Pero en este tiempo del coronavirus, nuestro Señor nos está permitiendo despojarnos de todas las cosas en las que confiamos: de todas nuestras seguridades, de nuestras rutinas, de la manera acostumbrada de hacer las cosas y de nuestras prioridades. En algunos casos, Él está despojándonos de nuestras escuelas, de nuestros trabajos, de nuestros medios de vida, incluso de nuestra conexión física con nuestros seres queridos.

Estas son las cruces que nos está llamando a cargar, así como él llevó su cruz por nosotros. Todos estamos sufriendo, todos estamos de luto. Entonces, necesitamos llevar nuestras cruces juntos con Jesús. Él nos despoja de aquello en lo que confiamos, para que nos apoyemos solo en Él.

Durante esta larga Cuaresma, he experimentado cómo las palabras de los salmos me impactan con más intensidad: “No temerás el terror de la noche ... ni la peste que ronda en la oscuridad... Mil pueden caer a tu lado... pero a ti nunca se acercará”.

Dios es nuestra fortaleza y nuestro refugio. Pero Él actúa a través de nosotros. Ahora nos está llamando a amar y a servir a nuestros prójimos que están pasando por esta plaga.

Por medio de esta pandemia, debemos recuperar y profundizar nuestra creencia en la Providencia de Dios y en los misterios de la comunión de los santos y del Cuerpo Místico de Cristo. En la Eucaristía, estamos unidos con los ángeles y los santos, pero también estamos unidos en una profunda solidaridad espiritual con nuestros hermanos y hermanas.

Eso significa que cuando uno de nosotros sufre, todos sufrimos. Eso significa que tenemos que unir nuestros sacrificios a los de Él, que debemos ofrecer nuestros sufrimientos y dolores, unos por otros, así como Él ofreció su vida por nosotros en la cruz.

Nunca estamos solos. Nos tenemos unos a otros, en espíritu si no en el cuerpo. Y nuestro Señor nunca está lejos de nosotros. Él nunca nos dejará. Incluso en nuestra soledad, Él va delante de nosotros, cargando su cruz.
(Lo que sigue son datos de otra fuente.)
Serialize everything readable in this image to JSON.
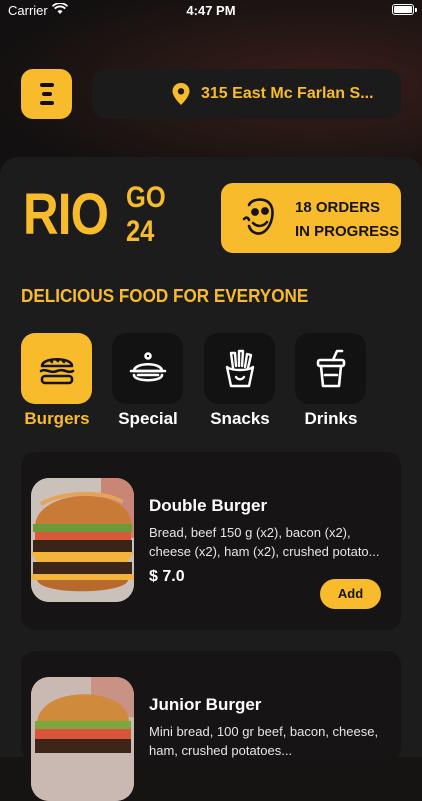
{
  "status_bar": {
    "carrier": "Carrier",
    "time": "4:47 PM"
  },
  "header": {
    "address": "315 East Mc Farlan S..."
  },
  "brand": {
    "name": "RIO",
    "suffix_top": "GO",
    "suffix_bottom": "24"
  },
  "orders": {
    "line1": "18 ORDERS",
    "line2": "IN PROGRESS"
  },
  "tagline": "DELICIOUS FOOD FOR EVERYONE",
  "categories": [
    {
      "label": "Burgers",
      "icon": "burger-icon",
      "active": true
    },
    {
      "label": "Special",
      "icon": "cloche-icon",
      "active": false
    },
    {
      "label": "Snacks",
      "icon": "fries-icon",
      "active": false
    },
    {
      "label": "Drinks",
      "icon": "cup-icon",
      "active": false
    }
  ],
  "products": [
    {
      "name": "Double Burger",
      "desc_line1": "Bread, beef 150 g (x2), bacon (x2),",
      "desc_line2": "cheese (x2), ham (x2), crushed potato...",
      "price": "$ 7.0",
      "add_label": "Add"
    },
    {
      "name": "Junior Burger",
      "desc_line1": "Mini bread, 100 gr beef, bacon, cheese,",
      "desc_line2": "ham, crushed potatoes...",
      "price": "",
      "add_label": ""
    }
  ],
  "colors": {
    "accent": "#f7bb2b",
    "card": "#161414",
    "sheet": "#1d1c1c"
  }
}
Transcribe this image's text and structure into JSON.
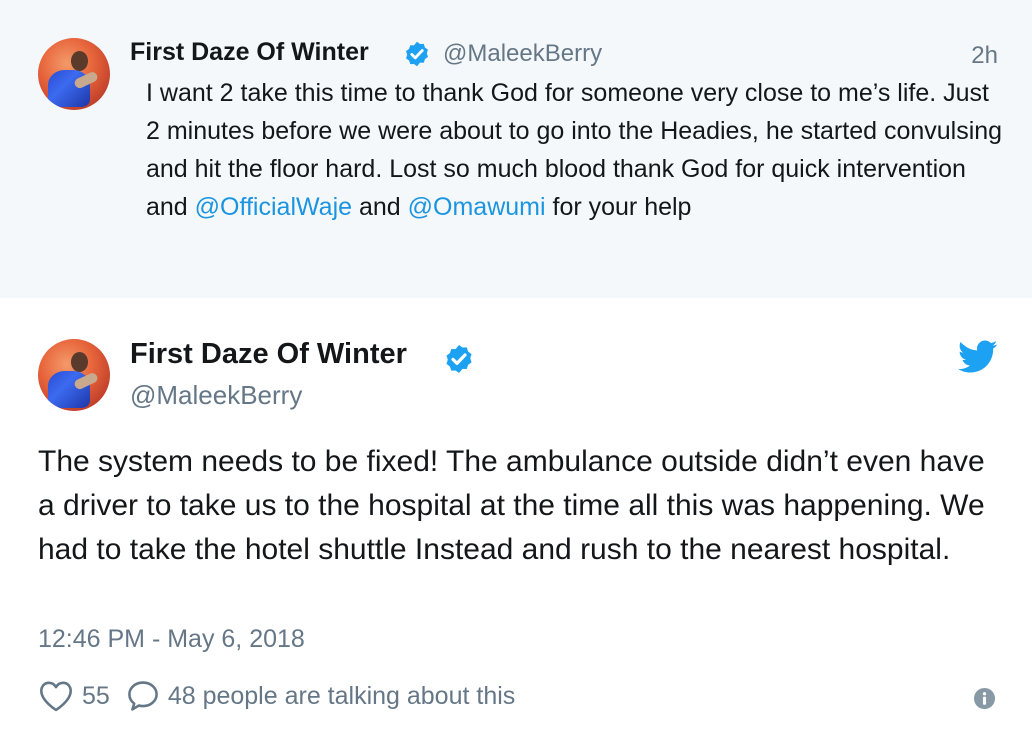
{
  "parent_tweet": {
    "display_name": "First Daze Of Winter",
    "handle": "@MaleekBerry",
    "time": "2h",
    "text_parts": [
      "I want 2 take this time to thank God for someone very close to me’s life. Just 2 minutes before we were about to go into the Headies, he started convulsing and hit the floor hard. Lost so much blood thank God for quick intervention and ",
      "@OfficialWaje",
      " and ",
      "@Omawumi",
      " for your help"
    ]
  },
  "main_tweet": {
    "display_name": "First Daze Of Winter",
    "handle": "@MaleekBerry",
    "text": "The system needs to be fixed! The ambulance outside didn’t even have a driver to take us to the hospital at the time all this was happening. We had to take the hotel shuttle Instead and rush to the nearest hospital.",
    "datetime": "12:46 PM - May 6, 2018",
    "likes": "55",
    "talking": "48 people are talking about this"
  },
  "icons": {
    "verified": "verified-badge-icon",
    "brand": "twitter-bird-icon",
    "like": "heart-icon",
    "reply": "speech-bubble-icon",
    "info": "info-icon"
  },
  "colors": {
    "link": "#1b95e0",
    "verified": "#1da1f2",
    "muted": "#657786",
    "parent_bg": "#f5f8fa"
  }
}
Y Dios está a cargo, incluso en tiempos como éste, en el que vemos problemas en el mundo y tenemos miedo del futuro. Dios todavía está llevando a cabo su plan en la historia y en la creación. Y el suyo es un plan de amor.
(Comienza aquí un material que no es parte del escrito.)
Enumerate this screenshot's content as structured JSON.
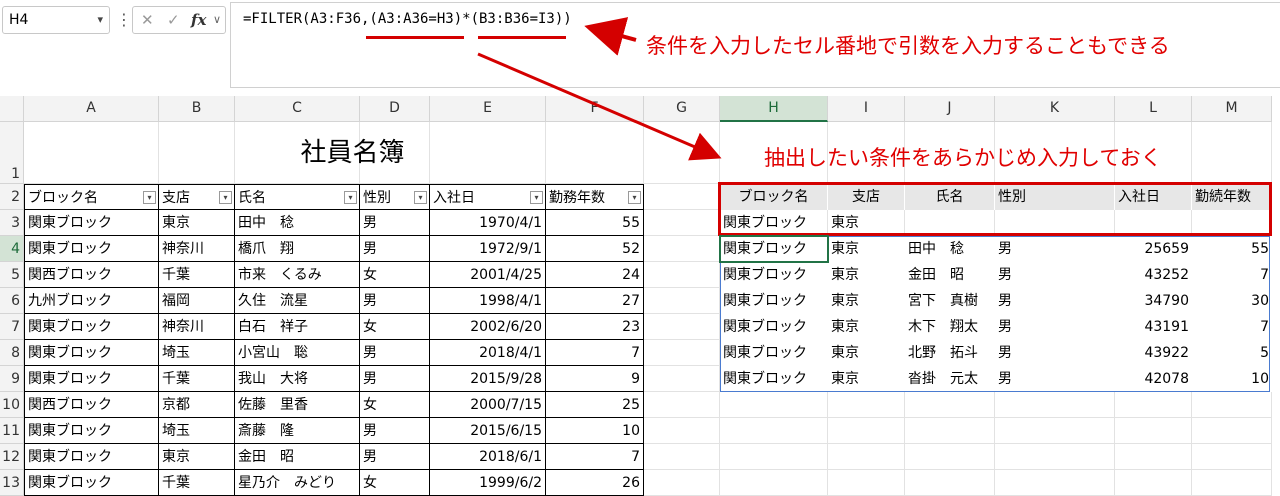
{
  "formula_bar": {
    "name_box": "H4",
    "cancel_glyph": "✕",
    "enter_glyph": "✓",
    "fx_label": "fx",
    "formula": "=FILTER(A3:F36,(A3:A36=H3)*(B3:B36=I3))"
  },
  "annotations": {
    "top": "条件を入力したセル番地で引数を入力することもできる",
    "middle": "抽出したい条件をあらかじめ入力しておく"
  },
  "columns": [
    "A",
    "B",
    "C",
    "D",
    "E",
    "F",
    "G",
    "H",
    "I",
    "J",
    "K",
    "L",
    "M"
  ],
  "rows": [
    "1",
    "2",
    "3",
    "4",
    "5",
    "6",
    "7",
    "8",
    "9",
    "10",
    "11",
    "12",
    "13"
  ],
  "title": "社員名簿",
  "source_headers": [
    "ブロック名",
    "支店",
    "氏名",
    "性別",
    "入社日",
    "勤務年数"
  ],
  "source_rows": [
    [
      "関東ブロック",
      "東京",
      "田中　稔",
      "男",
      "1970/4/1",
      "55"
    ],
    [
      "関東ブロック",
      "神奈川",
      "橋爪　翔",
      "男",
      "1972/9/1",
      "52"
    ],
    [
      "関西ブロック",
      "千葉",
      "市来　くるみ",
      "女",
      "2001/4/25",
      "24"
    ],
    [
      "九州ブロック",
      "福岡",
      "久住　流星",
      "男",
      "1998/4/1",
      "27"
    ],
    [
      "関東ブロック",
      "神奈川",
      "白石　祥子",
      "女",
      "2002/6/20",
      "23"
    ],
    [
      "関東ブロック",
      "埼玉",
      "小宮山　聡",
      "男",
      "2018/4/1",
      "7"
    ],
    [
      "関東ブロック",
      "千葉",
      "我山　大将",
      "男",
      "2015/9/28",
      "9"
    ],
    [
      "関西ブロック",
      "京都",
      "佐藤　里香",
      "女",
      "2000/7/15",
      "25"
    ],
    [
      "関東ブロック",
      "埼玉",
      "斎藤　隆",
      "男",
      "2015/6/15",
      "10"
    ],
    [
      "関東ブロック",
      "東京",
      "金田　昭",
      "男",
      "2018/6/1",
      "7"
    ],
    [
      "関東ブロック",
      "千葉",
      "星乃介　みどり",
      "女",
      "1999/6/2",
      "26"
    ]
  ],
  "criteria_headers": [
    "ブロック名",
    "支店",
    "氏名",
    "性別",
    "入社日",
    "勤続年数"
  ],
  "criteria_values": [
    "関東ブロック",
    "東京"
  ],
  "result_rows": [
    [
      "関東ブロック",
      "東京",
      "田中　稔",
      "男",
      "25659",
      "55"
    ],
    [
      "関東ブロック",
      "東京",
      "金田　昭",
      "男",
      "43252",
      "7"
    ],
    [
      "関東ブロック",
      "東京",
      "宮下　真樹",
      "男",
      "34790",
      "30"
    ],
    [
      "関東ブロック",
      "東京",
      "木下　翔太",
      "男",
      "43191",
      "7"
    ],
    [
      "関東ブロック",
      "東京",
      "北野　拓斗",
      "男",
      "43922",
      "5"
    ],
    [
      "関東ブロック",
      "東京",
      "沓掛　元太",
      "男",
      "42078",
      "10"
    ]
  ],
  "colors": {
    "annotation": "#e00000",
    "selection": "#217346"
  }
}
¡Nosotros adoramos al Dios que resucitó a Jesucristo de entre los muertos en la mañana de Pascua! Por lo tanto, sabemos que las penas de este momento presente pasarán. Él sacará bienes de estos males y vida de esta muerte.

Como nos enseñan los santos, nada puede separarnos del amor de Dios, ni la persecución, ni el hambre, ni la peste o plaga. Y tampoco esta pandemia.

Oren por mí y yo oraré por ustedes.

Y ahora que esta prolongada Cuaresma va desembocando en la Pascua, permanezcamos cerca de nuestra Santísima Madre María. Que ella nos ayude a llevar nuestras cruces con Jesús, para que podamos compartir su resurrección.